= Unthought known =

Phrase coined by Christopher Bollas

Unthought known is a phrase coined by Christopher Bollas in the 1980s to represent those experiences in some way known to the individual, but about which the individual is unable to think.

At its most compelling, the unthought known stands for those early schemata for interpreting the object world that preconsciously determine our subsequent life expectations. In this sense, the unthought known refers to preverbal, unschematised early experience/trauma that may determine one's behaviour unconsciously, barred to conscious thought.

==Prehistory==
It has been suggested that behind Bollas's concept lay a comment reported by Freud from a patient to the effect that he had always known something but he had never thought of it.

The term also has been linked to W. R. Bion's idea of Beta-elements – psychic experiences which cannot yet be processed in any way by the mind.

==Central elements==
Bollas saw several elements as going to make up the substance of the unthought known.
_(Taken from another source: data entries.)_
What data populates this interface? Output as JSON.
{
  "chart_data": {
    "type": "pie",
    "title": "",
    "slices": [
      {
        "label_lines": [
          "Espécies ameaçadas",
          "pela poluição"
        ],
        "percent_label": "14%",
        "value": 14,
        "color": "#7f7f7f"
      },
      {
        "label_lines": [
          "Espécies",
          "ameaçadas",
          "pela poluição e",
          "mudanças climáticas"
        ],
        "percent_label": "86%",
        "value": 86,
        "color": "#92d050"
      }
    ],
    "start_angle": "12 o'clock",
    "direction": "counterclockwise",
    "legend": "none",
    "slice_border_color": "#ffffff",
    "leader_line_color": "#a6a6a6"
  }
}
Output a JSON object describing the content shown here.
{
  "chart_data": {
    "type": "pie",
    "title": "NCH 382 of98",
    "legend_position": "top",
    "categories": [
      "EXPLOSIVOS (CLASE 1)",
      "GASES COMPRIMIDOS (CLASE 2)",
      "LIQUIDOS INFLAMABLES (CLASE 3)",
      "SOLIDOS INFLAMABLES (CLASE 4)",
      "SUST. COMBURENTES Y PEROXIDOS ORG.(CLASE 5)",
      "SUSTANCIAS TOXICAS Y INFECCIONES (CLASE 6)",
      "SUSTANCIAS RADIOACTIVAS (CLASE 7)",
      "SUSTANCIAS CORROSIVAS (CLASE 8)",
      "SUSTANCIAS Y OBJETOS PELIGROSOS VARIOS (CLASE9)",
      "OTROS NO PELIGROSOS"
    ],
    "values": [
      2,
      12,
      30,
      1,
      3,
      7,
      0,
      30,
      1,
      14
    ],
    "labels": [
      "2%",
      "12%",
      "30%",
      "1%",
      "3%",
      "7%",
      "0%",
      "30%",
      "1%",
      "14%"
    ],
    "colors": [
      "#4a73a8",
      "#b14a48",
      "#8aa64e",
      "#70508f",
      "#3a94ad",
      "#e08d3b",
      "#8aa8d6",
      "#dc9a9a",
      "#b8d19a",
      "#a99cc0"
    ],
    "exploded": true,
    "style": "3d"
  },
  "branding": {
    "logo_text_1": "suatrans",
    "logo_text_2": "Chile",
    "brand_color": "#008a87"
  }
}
Persistent moods can be considered to preserve elementary but preschematized states of mind into later life; the complex early interplay of self and (primary) object may also be preserved in the unthought known; early aesthetic experience – pre-verbal – can again form part of the unthought known.

Bollas also linked the concept to D. W. Winnicott's notion of the true self.

==Systems theory==
In terms of systems-centered therapy, the concept refers to the boundary between apprehensive knowing (non-verbal) and comprehensive knowing – what we can allow ourselves to formulate in words.

==Therapy==
In therapy, the unthought known can become the subtext of the therapeutic interchange – the therapist's role then becoming that of picking up and containing (through projective identification) what the patients themselves cannot yet think about.